Being from a white Southern middle class family, casual racism in my community was, unfortunately, the status quo. Yet, being a reader, which studies have shown makes one more empathetic, I began noticing its problems at a fairly young age. However, because nearly all the white people I knew were casually racist--not church-burning racist, but the "some of my best friends are black" racist--growing up, I kept getting the message that I just wasn't supposed to like black people and that's just how things were. Though it never really made sense to me.
Nonetheless, my upbringing made me paranoid. I assumed that because I'm white and from the South that everyone, especially non-white people, would automatically assume I was racist. Even now, despite knowing I have nothing to worry about on that front, I still battle this fear. And after millennia of oppression at the hands of white people, I couldn't blame anyone for their assumptions of me, however wrong.
Some people love Atticus because he's the ideal father figure.

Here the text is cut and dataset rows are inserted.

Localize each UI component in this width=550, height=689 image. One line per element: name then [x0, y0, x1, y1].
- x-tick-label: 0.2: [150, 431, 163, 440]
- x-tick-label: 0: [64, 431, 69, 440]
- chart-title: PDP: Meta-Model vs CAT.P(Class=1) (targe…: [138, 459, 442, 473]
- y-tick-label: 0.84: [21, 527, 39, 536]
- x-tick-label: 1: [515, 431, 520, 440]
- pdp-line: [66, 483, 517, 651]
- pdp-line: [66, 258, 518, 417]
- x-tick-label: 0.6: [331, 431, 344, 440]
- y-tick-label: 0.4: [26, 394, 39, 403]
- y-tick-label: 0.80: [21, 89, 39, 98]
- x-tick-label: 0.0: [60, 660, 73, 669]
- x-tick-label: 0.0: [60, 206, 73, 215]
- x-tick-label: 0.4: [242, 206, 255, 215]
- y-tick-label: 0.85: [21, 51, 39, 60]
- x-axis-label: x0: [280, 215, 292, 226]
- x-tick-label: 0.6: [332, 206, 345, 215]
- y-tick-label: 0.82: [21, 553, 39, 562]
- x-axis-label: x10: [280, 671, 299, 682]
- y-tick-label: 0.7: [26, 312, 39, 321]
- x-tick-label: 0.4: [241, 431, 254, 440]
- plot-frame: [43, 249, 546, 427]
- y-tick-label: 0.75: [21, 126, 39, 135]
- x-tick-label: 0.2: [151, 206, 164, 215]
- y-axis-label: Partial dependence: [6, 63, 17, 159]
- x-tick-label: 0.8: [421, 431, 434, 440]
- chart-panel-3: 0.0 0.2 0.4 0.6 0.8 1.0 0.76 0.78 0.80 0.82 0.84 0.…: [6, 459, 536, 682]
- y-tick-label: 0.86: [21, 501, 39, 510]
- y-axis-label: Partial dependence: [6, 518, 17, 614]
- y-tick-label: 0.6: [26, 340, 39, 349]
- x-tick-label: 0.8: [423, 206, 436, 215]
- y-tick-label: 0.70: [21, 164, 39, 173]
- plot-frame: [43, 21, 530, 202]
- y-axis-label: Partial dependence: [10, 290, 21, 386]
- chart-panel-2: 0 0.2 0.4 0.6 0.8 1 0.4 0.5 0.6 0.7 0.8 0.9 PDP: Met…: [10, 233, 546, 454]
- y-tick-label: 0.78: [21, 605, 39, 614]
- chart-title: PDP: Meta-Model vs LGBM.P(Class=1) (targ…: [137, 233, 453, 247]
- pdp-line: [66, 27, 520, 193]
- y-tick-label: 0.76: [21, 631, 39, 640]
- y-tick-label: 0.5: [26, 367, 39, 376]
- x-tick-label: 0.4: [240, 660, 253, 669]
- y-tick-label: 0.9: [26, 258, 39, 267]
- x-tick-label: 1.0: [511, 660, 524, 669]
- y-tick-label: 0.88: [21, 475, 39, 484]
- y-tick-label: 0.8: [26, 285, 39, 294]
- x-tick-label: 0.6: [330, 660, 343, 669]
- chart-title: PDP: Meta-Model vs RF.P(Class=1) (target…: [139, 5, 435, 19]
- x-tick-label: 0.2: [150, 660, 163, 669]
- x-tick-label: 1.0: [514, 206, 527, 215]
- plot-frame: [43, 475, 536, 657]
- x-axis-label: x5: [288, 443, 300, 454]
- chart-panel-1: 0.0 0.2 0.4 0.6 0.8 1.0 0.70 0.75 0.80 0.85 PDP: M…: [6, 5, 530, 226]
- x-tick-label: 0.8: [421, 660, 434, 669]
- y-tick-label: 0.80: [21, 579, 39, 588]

Other people love him because he stood up for his beliefs in the face of grave opposition. But Atticus means so much more to me than that. I first read To Kill a Mockingbird in fourth grade and it was revolutionary for me. Until that time--believe it or not--I'd never heard of a white person who was vehemently and unabashedly against racism.
For the first time in my life, I read a character that I could aspire to be when I grew up. I read a character that made me feel like there were other people like me out there--white people who weren't racist--and I just had to find them. Atticus made me feel like it was okay not to subscribe to the flawed belief systems of the community into which I was born and that making enemies for the right reasons can be a testament to your character. Atticus taught me that it's not always a compliment to oneself to be well-liked. And Atticus showed me that it was possible--normal, even!--to be white and Southern and NOT be racist. Atticus gave me permission to be myself; permission that I might not have received from the community I was born into.
I know he won't be the person I know and love in Watchman. But I have to believe that the Atticus of Mockingbird is the Atticus that Harper Lee truly wanted the world to know. After all, one doesn't sit on a book for 55 years if you're anxious to release it.
In fact, I think she had an ulterior motive for releasing the book at this time. Being a recluse, she never wanted to be worshipped by the literati and casual readers alike. She has actively avoided the public eye for decades, and has found, time and time again, that she can't trust anyone. (I'm looking at you, Marja Mills, you bitch.)
I truly believe she released Watchman knowing that it would break readers' hearts and, in so doing, she would be taken off the pedestal she never wanted to be put upon in the first place.
Even if Watchman was an act of revenge on readers for the years of harassment she suffered at the hands of too-adoring fans, I can't help but be grateful for the gift of Atticus for as long as I had him in his lionhearted state.
In her own special way, Harper Lee has shown us--through Atticus and her own self as a beloved literary figure--that our heroes will eventually let us down. But is it not worse to have had no hero at all? I think my fourth grade self would answer a resounding yes.